Amirouche, thank you very much for reading the spec.
I followed your suggestions; please find the hopefully improved draft
here: https://htmlpreview.github.io/?https://github.com/mnieper/srfi-241/blob/master/srfi-241.html
Thanks,
Marc
Am Mo., 12. Dez. 2022 um 12:17 Uhr schrieb Amirouche <xxxxxx@hyper.dev>:
>
> In SRFI-241, I can read:
>
> > Sometimes it is useful to explicitly name the operator in a catamorphism subpattern. Whereas ,[⟨variable⟩ …] recurs to the top of the current match, ,[⟨cata operator⟩ -> ⟨variable⟩ …] recurs to (the result of evaluating) ⟨cata operator⟩. ⟨Cata operator⟩ must evaluate to a procedure that accepts one argument, the matched value, and returns as many values as there are identifiers following the ->.
>
> Further down the document describe ⟨cata pattern⟩ as follow:
>
> > ,[⟨cata operator⟩ -> ⟨cata variable⟩ …]
> >
> > ,[⟨cata variable⟩ …]
>
> In the sample implementation, test-match.sps, here is an example use:
>
> (define Expr
> (lambda (env)
> (lambda (x)
> (match x
> ...
> [(let ([,v ,[e]]) ,[(Expr (cons v env)) -> body])

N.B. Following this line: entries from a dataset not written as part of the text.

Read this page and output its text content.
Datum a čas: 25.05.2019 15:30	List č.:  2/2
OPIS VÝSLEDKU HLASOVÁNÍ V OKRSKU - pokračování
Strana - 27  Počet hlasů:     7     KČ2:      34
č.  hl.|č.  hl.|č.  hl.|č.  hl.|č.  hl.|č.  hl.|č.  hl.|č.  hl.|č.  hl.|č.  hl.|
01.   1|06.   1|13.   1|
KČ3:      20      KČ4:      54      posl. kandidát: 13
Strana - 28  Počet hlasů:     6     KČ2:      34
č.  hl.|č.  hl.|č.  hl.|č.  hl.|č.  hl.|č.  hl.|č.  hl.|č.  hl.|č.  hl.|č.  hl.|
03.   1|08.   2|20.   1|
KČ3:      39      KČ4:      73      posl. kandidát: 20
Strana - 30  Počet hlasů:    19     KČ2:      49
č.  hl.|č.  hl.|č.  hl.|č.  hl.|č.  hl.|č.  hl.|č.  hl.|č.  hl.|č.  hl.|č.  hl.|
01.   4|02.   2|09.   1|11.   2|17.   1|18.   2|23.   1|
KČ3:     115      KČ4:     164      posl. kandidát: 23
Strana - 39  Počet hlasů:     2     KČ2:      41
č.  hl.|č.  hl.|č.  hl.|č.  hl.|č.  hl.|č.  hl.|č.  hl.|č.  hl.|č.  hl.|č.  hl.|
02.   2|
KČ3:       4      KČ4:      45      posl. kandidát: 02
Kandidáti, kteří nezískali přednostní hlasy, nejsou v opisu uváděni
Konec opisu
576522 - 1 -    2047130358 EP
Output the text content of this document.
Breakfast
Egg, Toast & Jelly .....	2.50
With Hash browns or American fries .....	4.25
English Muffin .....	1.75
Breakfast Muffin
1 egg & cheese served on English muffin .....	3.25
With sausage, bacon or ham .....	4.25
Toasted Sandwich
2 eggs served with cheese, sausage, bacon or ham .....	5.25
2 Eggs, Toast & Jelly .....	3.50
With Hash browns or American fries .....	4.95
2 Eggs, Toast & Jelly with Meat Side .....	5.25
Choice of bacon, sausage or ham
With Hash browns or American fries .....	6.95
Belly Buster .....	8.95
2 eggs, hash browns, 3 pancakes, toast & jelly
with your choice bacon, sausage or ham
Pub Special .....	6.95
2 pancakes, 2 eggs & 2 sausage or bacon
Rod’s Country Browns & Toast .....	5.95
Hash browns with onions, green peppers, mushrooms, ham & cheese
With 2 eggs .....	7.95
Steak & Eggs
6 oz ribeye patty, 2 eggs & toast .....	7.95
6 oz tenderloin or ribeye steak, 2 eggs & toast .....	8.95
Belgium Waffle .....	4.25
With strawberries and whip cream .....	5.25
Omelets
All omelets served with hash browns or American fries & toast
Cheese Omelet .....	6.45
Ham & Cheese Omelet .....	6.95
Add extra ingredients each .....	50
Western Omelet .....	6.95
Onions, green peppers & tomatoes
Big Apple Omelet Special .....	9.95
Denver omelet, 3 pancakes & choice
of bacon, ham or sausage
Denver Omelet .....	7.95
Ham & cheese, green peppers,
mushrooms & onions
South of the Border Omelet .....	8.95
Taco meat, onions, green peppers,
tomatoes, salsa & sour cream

> (guard (not (memq 'let env)) (symbol? v))
> `(let ([,v ,e]) ,body)]
> ...
>
>
> ref: https://github.com/mnieper/srfi-241/blob/edb8c72d179230435fe87fb15eae2a302f241e41/test-match.sps
>
> Compared to ,[⟨cata variable⟩ …] the explicit catamorphism ,[⟨cata operator⟩ -> ⟨cata variable⟩ …] is more general, because it allows to specify the procedure that will be used in the recurrence.
>
> Now that I have gone through it carefully, I understand the explicit catamorphism.
>
> Maybe my struggle is calling for an example following the paragraph "Sometimes it is useful to explicitly name the operator...".
>
> What do you think about introducing the general explicit catamorphism ,(proc -> production) before the shorthand syntax ,(x) ?
>
> Maybe it is typo: ⟨cata operators⟩ with an s to operator does not appear in match pattern language.
>
> The paragraph starting with "Semantics: A match expression ..." is dense. I wonder whether a bullet point approach will not make reading, and understanding the specification easier.